Aku dan Rani berjalan menyusuri mall, menuju sebuah restoran untuk mengisi perut yang keroncongan. Suasana mall hari ini cukup ramai karena weekend, hal yang membuatku harus menunggu untuk bisa makan di restoran seafood dengan harga kaki lima itu.

"Wira tahu kamu pergi sama aku?" tanyaku kepada Rani. Wira adalah kekasih Rani, menanyakannya hanyalah basa-basiku saja kepada Rani. Kami duduk di sofa yang disediakan restoran untuk menunggu.

"Hemm... Tidak. Soalnya sejak kemarin dia nggak ada kabar. Aku pengin ngasih tau dia, tapi dianya ga bjsa dihubungi, yaudah."

"Lagi ada masalah?"

"Kalau dari aku sih nggak ada. Nggak tahu juga deh kalau dia ngerasa ada masalah. Memang kebiasaannya dia kayak begitu. Menghindar kalau ada masalah."

Aku mendengarkan penjelasan Rani. Sepertinya hubungan mereka sedang dalam masalah. Mungkin aku jahat, tapi entah mengapa aku merasa senang.

"Tuan Irfan, meja untuk dua orang" terdengar suara pelayan yang memanggil namaku. Aku dan Rani segera masuk, menuju bangku yang baru saja dikosongkan.

Saat sedang berjalan, tiba-tiba Rani berhenti. "Kenapa?" tanyaku kepada Rani yang tiba-tiba mematung.

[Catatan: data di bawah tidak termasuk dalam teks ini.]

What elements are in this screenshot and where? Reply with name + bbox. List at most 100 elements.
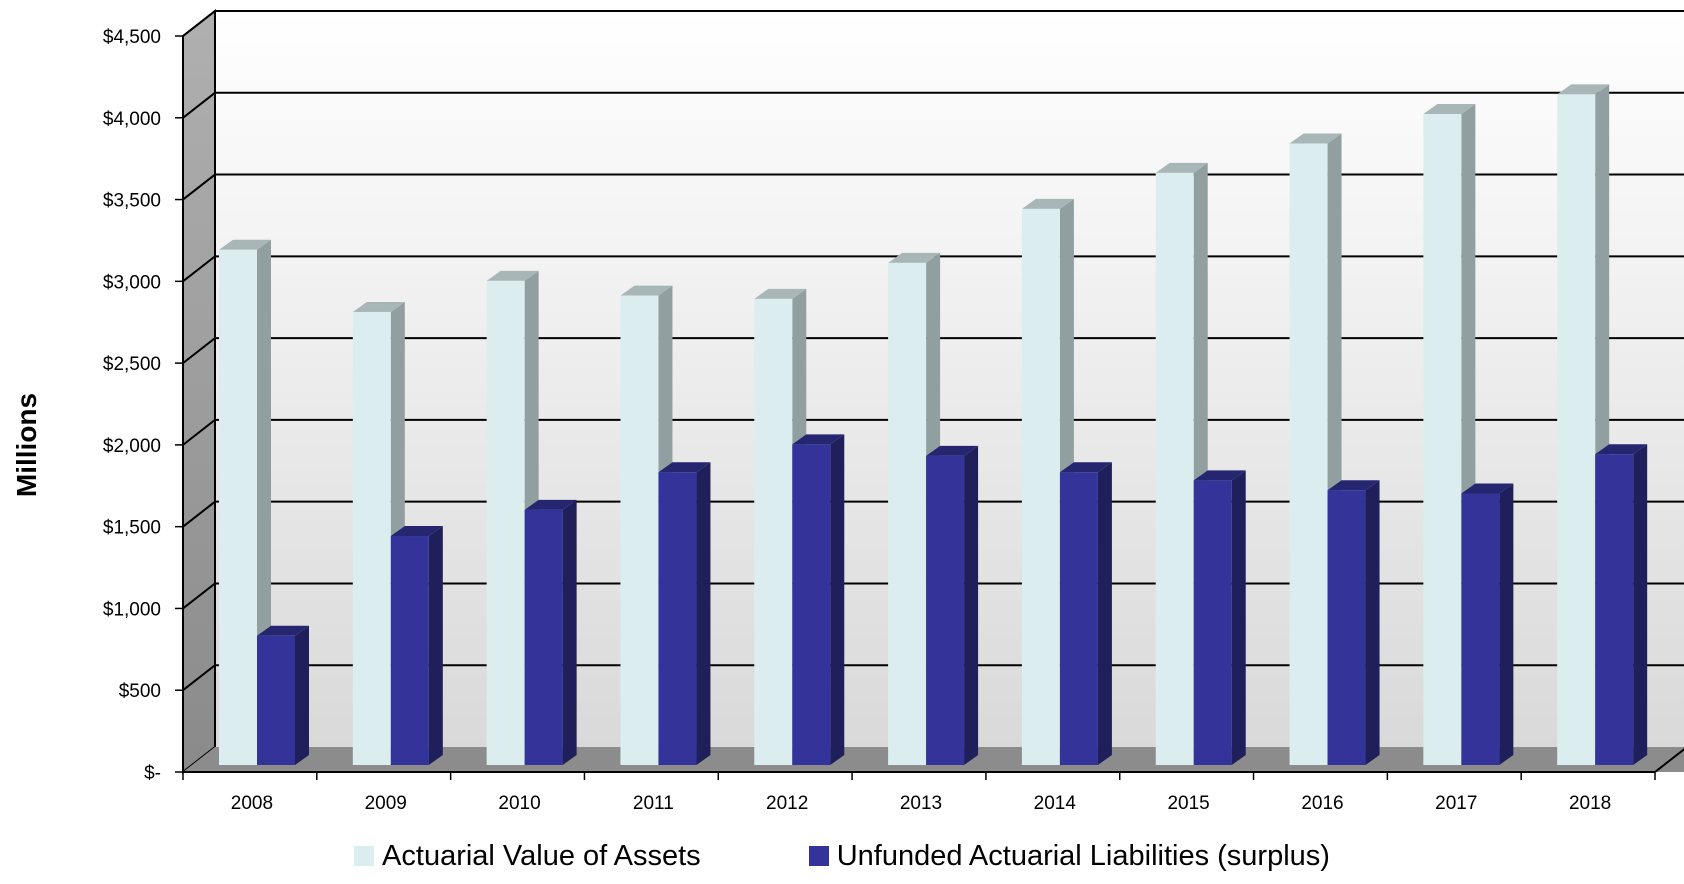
bar-side — [1633, 444, 1648, 765]
bar-assets — [486, 270, 539, 765]
bar-top — [1059, 462, 1112, 473]
bar-front — [1327, 490, 1366, 765]
legend-item-assets: Actuarial Value of Assets — [354, 840, 701, 873]
bar-front — [257, 635, 295, 765]
legend-item-liabilities: Unfunded Actuarial Liabilities (surplus) — [808, 839, 1330, 873]
bar-front — [1557, 94, 1596, 765]
tick-labels: $- $500 $1,000 $1,500 $2,000 $2,500 $3,000 $3,5… — [103, 27, 1611, 814]
bar-top — [1021, 198, 1074, 209]
bar-front — [1595, 454, 1634, 765]
bar-top — [1423, 104, 1476, 115]
bar-front — [888, 262, 927, 765]
y-tick-label: $4,500 — [103, 27, 161, 48]
y-tick-label: $3,500 — [103, 191, 161, 212]
bar-side — [830, 434, 845, 765]
x-tick-label: 2012 — [766, 793, 808, 814]
bar-side — [562, 499, 577, 765]
bar-front — [658, 472, 697, 765]
bar-side — [1231, 470, 1246, 765]
x-tick-label: 2009 — [365, 793, 407, 814]
y-axis-label: Millions — [11, 393, 42, 497]
bar-side — [295, 625, 309, 765]
x-tick-label: 2010 — [498, 793, 540, 814]
bar-liabilities — [792, 434, 845, 765]
bar-assets — [1423, 104, 1476, 765]
bar-liabilities — [1595, 444, 1648, 765]
side-wall — [182, 8, 216, 775]
bar-liabilities — [1327, 480, 1380, 765]
bar-front — [219, 249, 257, 766]
legend-label-assets: Actuarial Value of Assets — [382, 839, 701, 872]
x-tick-label: 2015 — [1167, 793, 1209, 814]
bar-side — [696, 462, 711, 765]
y-tick-label: $1,500 — [103, 518, 161, 539]
bar-top — [620, 285, 673, 296]
bar-front — [1193, 480, 1232, 765]
gridline — [182, 10, 1684, 37]
y-tick-label: $- — [144, 763, 161, 784]
bar-side — [1097, 462, 1112, 765]
bar-front — [620, 295, 659, 765]
bar-front — [1059, 472, 1098, 765]
x-tick-label: 2011 — [633, 793, 674, 814]
axes — [175, 35, 1684, 780]
bar-front — [754, 298, 793, 765]
y-tick-label: $500 — [119, 681, 161, 702]
bar-top — [1289, 133, 1342, 144]
bar-top — [658, 462, 711, 473]
bar-top — [792, 434, 845, 445]
bar-front — [352, 311, 391, 765]
bar-top — [1155, 162, 1208, 173]
y-tick-label: $2,500 — [103, 354, 161, 375]
y-tick-label: $2,000 — [103, 436, 161, 457]
bar-liabilities — [390, 526, 443, 765]
bar-top — [1595, 444, 1648, 455]
bar-front — [524, 509, 563, 765]
bar-liabilities — [257, 625, 309, 765]
bar-side — [1365, 480, 1380, 765]
legend-swatch-assets — [354, 846, 375, 866]
x-tick-label: 2018 — [1569, 793, 1611, 814]
bar-assets — [888, 252, 941, 765]
bar-assets — [1155, 162, 1208, 765]
bar-front — [486, 280, 525, 765]
bar-side — [1499, 483, 1514, 765]
legend-swatch-liabilities — [808, 846, 829, 866]
bar-top — [257, 625, 309, 636]
bar-front — [926, 455, 965, 765]
bar-top — [926, 445, 979, 456]
x-tick-label: 2013 — [900, 793, 942, 814]
bar-liabilities — [658, 462, 711, 765]
bar-front — [1423, 114, 1462, 765]
bars — [219, 84, 1648, 766]
y-tick-label: $4,000 — [103, 109, 161, 130]
bar-top — [1557, 84, 1610, 95]
bar-top — [390, 526, 443, 537]
bar-top — [1327, 480, 1380, 491]
bar-side — [964, 445, 979, 765]
bar-top — [888, 252, 941, 263]
bar-liabilities — [1461, 483, 1514, 765]
bar-top — [1461, 483, 1514, 494]
legend-label-liabilities: Unfunded Actuarial Liabilities (surplus) — [836, 839, 1330, 872]
x-tick-label: 2008 — [231, 793, 273, 814]
legend: Actuarial Value of Assets Unfunded Actua… — [0, 836, 1684, 876]
bar-front — [1155, 172, 1194, 765]
bar-top — [352, 301, 405, 312]
y-tick-label: $1,000 — [103, 599, 161, 620]
bar-front — [792, 444, 831, 765]
x-tick-label: 2014 — [1034, 793, 1077, 814]
floor-edge — [1654, 748, 1684, 773]
bar-liabilities — [926, 445, 979, 765]
bar-front — [1461, 493, 1500, 765]
bar-liabilities — [1059, 462, 1112, 765]
bar-front — [1021, 208, 1060, 765]
x-tick-label: 2017 — [1435, 793, 1477, 814]
bar-front — [1289, 143, 1328, 765]
bar-front — [390, 536, 429, 765]
bar-liabilities — [1193, 470, 1246, 765]
bar-liabilities — [524, 499, 577, 765]
bar-top — [486, 270, 539, 281]
bar-top — [219, 239, 271, 250]
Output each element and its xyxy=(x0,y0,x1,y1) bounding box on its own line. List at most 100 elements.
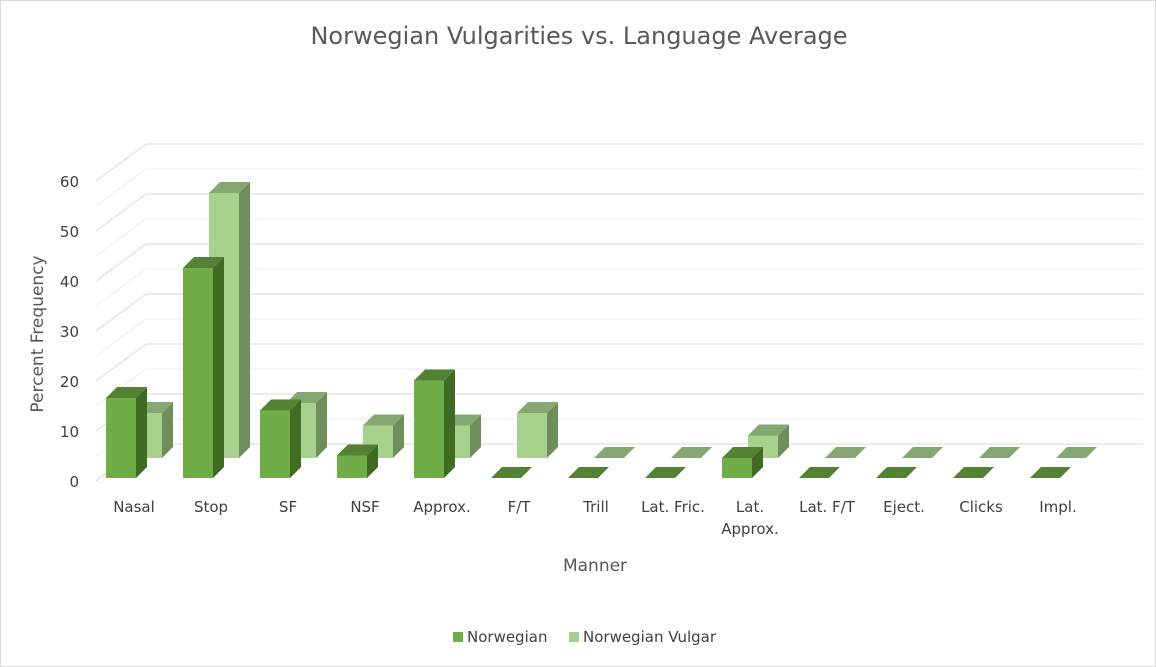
y-tick-label: 60 xyxy=(60,173,79,191)
bar-face xyxy=(517,413,547,458)
bar-norwegian-vulgar-11 xyxy=(979,447,1020,458)
gridline-side xyxy=(95,243,147,282)
y-tick-label: 10 xyxy=(60,423,79,441)
bar-norwegian-6 xyxy=(568,467,609,478)
x-axis-title: Manner xyxy=(563,556,627,576)
bar-top xyxy=(491,467,532,478)
gridline-side xyxy=(95,218,147,257)
bar-top xyxy=(671,447,712,458)
legend-swatch-norwegian-vulgar xyxy=(569,632,579,642)
bar-top xyxy=(979,447,1020,458)
x-category-label: Eject. xyxy=(883,498,925,516)
bar-norwegian-8 xyxy=(722,447,763,478)
bar-face xyxy=(337,455,367,478)
y-tick-label: 20 xyxy=(60,373,79,391)
gridline-side xyxy=(95,293,147,332)
bar-side xyxy=(316,392,327,458)
x-category-label: Lat. Approx. xyxy=(721,498,779,538)
bar-side xyxy=(778,424,789,458)
legend-label-norwegian-vulgar: Norwegian Vulgar xyxy=(583,628,717,646)
bar-top xyxy=(1056,447,1097,458)
bar-norwegian-2 xyxy=(260,399,301,478)
legend: Norwegian Norwegian Vulgar xyxy=(453,628,717,646)
y-axis-title: Percent Frequency xyxy=(28,255,48,412)
gridline-side xyxy=(95,168,147,207)
bar-side xyxy=(444,369,455,478)
bar-top xyxy=(748,424,789,436)
chart-title: Norwegian Vulgarities vs. Language Avera… xyxy=(310,22,847,50)
bar-top xyxy=(953,467,994,478)
bar-side xyxy=(393,414,404,458)
y-tick-label: 40 xyxy=(60,273,79,291)
y-axis-ticks: 0 10 20 30 40 50 60 xyxy=(60,173,79,491)
gridline-side xyxy=(95,318,147,357)
bars xyxy=(106,182,1097,478)
y-tick-label: 30 xyxy=(60,323,79,341)
bar-top xyxy=(414,369,455,381)
bar-side xyxy=(752,447,763,478)
bar-side xyxy=(213,257,224,478)
bar-top xyxy=(645,467,686,478)
bar-side xyxy=(239,182,250,458)
bar-top xyxy=(568,467,609,478)
bar-face xyxy=(183,268,213,478)
bar-face xyxy=(260,410,290,478)
legend-label-norwegian: Norwegian xyxy=(467,628,547,646)
gridline-side xyxy=(95,193,147,232)
bar-norwegian-vulgar-9 xyxy=(825,447,866,458)
bar-face xyxy=(414,380,444,478)
bar-norwegian-vulgar-10 xyxy=(902,447,943,458)
x-category-label: Stop xyxy=(194,498,228,516)
bar-norwegian-9 xyxy=(799,467,840,478)
bar-norwegian-4 xyxy=(414,369,455,478)
bar-side xyxy=(162,402,173,458)
bar-norwegian-1 xyxy=(183,257,224,478)
y-tick-label: 0 xyxy=(69,473,79,491)
bar-norwegian-vulgar-12 xyxy=(1056,447,1097,458)
bar-top xyxy=(1030,467,1071,478)
bar-side xyxy=(367,444,378,478)
bar-top xyxy=(799,467,840,478)
bar-norwegian-vulgar-6 xyxy=(594,447,635,458)
bar-top xyxy=(825,447,866,458)
gridline-side xyxy=(95,143,147,182)
bar-face xyxy=(722,458,752,478)
bar-norwegian-11 xyxy=(953,467,994,478)
bar-norwegian-0 xyxy=(106,387,147,478)
bar-top xyxy=(594,447,635,458)
bar-norwegian-3 xyxy=(337,444,378,478)
gridline-side xyxy=(95,343,147,382)
bar-top xyxy=(722,447,763,458)
bar-norwegian-vulgar-7 xyxy=(671,447,712,458)
bar-top xyxy=(183,257,224,268)
x-axis-categories: Nasal Stop SF NSF Approx. F/T Trill Lat. Fric. L… xyxy=(113,498,1077,538)
x-category-label: SF xyxy=(279,498,297,516)
bar-norwegian-vulgar-5 xyxy=(517,402,558,458)
x-category-label: Nasal xyxy=(113,498,155,516)
bar-top xyxy=(517,402,558,413)
bar-norwegian-12 xyxy=(1030,467,1071,478)
x-category-label: Lat. F/T xyxy=(799,498,856,516)
bar-side xyxy=(547,402,558,458)
bar-top xyxy=(363,414,404,426)
x-category-label: Impl. xyxy=(1039,498,1077,516)
x-category-label: F/T xyxy=(508,498,532,516)
x-category-label: Lat. Fric. xyxy=(641,498,705,516)
x-category-label: Clicks xyxy=(959,498,1003,516)
bar-side xyxy=(470,414,481,458)
bar-norwegian-5 xyxy=(491,467,532,478)
bar-top xyxy=(876,467,917,478)
bar-side xyxy=(290,399,301,478)
gridline-side xyxy=(95,268,147,307)
bar-top xyxy=(337,444,378,456)
bar-top xyxy=(902,447,943,458)
bar-face xyxy=(106,398,136,478)
gridlines xyxy=(95,143,1143,482)
bar-norwegian-7 xyxy=(645,467,686,478)
y-tick-label: 50 xyxy=(60,223,79,241)
bar-norwegian-10 xyxy=(876,467,917,478)
bar-top xyxy=(260,399,301,411)
x-category-label: Trill xyxy=(582,498,609,516)
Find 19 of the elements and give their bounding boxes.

Aku melihat ke arah mata Rani memandang. Di pojok ruangan terlihat seorang lelaki yang sedang menyuapkan makanan ke mulut seorang wanit. Mereka terlihat mesra. Aku baru sadar mengapa Rani terdiam, lelaki itu Wira.

Tiba-tiba Rani berjalan ke arah Wira. Perasaanku tidak enak, sepertinya kejadian di dalam cerita drama akan terjadi. Hal yang terjadi selanjutnya tidak beda dengan cerita drama. Sebuah guyuran air dan makian, lalu perpisahan dengan tangisan.

Aku berjalan di samping Rani, menuntunnya keluar dari restoran. Tak peduli puluhan mata menatap ke arah kami. Kutenangkan dirinya. Saat ini, aku seperti orang ketiga yang menjadi saksi pertama runtuhnya hubungan mereka.